Keeping your dog well groomed and giving them proper medicine will help prevent illnesses and cut back veterinary spending. Read on to learn what you can do to keep your canine healthy.
Check your dog’s eyes for gunk and discharge build up. To remove, dampen a cotton ball and gently wipe from the inner corner of the eyes outward. Avoid touching his or her eyeball.
For long-haired dogs, also make sure that fur is out of their eyes by trimming their fur.
Prevent parasites, bacteria and yeast from damaging your dog’s ears with some basic maintenance. Check for excessive earwax and keep inner ears clean by gently wiping dirty ears with mineral oil or hydrogen peroxide dampened cotton balls. Refrain from inserting objects into your dog’s ear canal and only clean the ears when they are dirty.

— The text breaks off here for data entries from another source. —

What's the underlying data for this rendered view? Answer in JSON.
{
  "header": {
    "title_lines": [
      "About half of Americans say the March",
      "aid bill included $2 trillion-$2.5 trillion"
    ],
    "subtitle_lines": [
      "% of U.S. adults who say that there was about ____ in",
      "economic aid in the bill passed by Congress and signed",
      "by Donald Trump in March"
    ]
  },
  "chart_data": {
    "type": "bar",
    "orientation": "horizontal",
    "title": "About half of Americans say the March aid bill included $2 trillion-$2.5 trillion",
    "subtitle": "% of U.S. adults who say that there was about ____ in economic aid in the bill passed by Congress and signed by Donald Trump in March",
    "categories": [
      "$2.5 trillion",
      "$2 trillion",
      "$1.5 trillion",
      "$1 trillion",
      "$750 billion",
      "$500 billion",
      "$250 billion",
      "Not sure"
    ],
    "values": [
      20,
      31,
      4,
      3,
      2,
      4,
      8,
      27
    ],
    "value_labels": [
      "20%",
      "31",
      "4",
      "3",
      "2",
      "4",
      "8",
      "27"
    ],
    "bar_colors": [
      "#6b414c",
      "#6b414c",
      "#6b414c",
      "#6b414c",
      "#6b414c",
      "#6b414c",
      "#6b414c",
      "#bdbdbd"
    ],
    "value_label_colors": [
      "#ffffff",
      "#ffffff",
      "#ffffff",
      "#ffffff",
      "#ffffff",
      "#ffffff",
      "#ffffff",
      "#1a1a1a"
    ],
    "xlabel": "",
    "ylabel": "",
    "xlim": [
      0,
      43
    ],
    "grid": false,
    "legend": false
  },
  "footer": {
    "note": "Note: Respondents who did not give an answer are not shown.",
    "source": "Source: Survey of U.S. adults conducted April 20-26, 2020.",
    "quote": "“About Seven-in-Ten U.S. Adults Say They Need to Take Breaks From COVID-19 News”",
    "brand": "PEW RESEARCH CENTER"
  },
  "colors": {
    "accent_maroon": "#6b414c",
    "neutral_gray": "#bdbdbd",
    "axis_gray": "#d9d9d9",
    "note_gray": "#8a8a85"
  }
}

Dogs should have their teeth brushed on a daily basis. Using only toothpaste designed for dogs, introduce your puppy to dental care by familiarizing him or her with the taste of the toothpaste. Put dog-toothpaste on your finger, hold your puppy gently and touch his or her teeth for a second and release.
Practice 3 times a day. With each session, try to open your puppy’s mouth ever more wide until you can see their teeth. Over a week, aim to increase the time that you are able to hold your dog’s mouth open. When you and your pet are ready, use a dampened soft-bristle toothbrush instead of your fingers.
Begin brushing with short sessions, as you did with your fingers. Gradually build up comfort and increase the length of your sessions until you can brush all of your canine’s teeth per session.
Fleas and Ticks
Lower the risk of a flea or tick infection by applying medicine to your pet. Ask your veterinarian on what medicine to buy and how to apply it to your dog.
Chewable heartworm medication such as Heartgard are available for preventing your dog from contracting heartworms. Ask your veterinarian for selecting the proper medicine for your dog and carefully follow instructions on administering.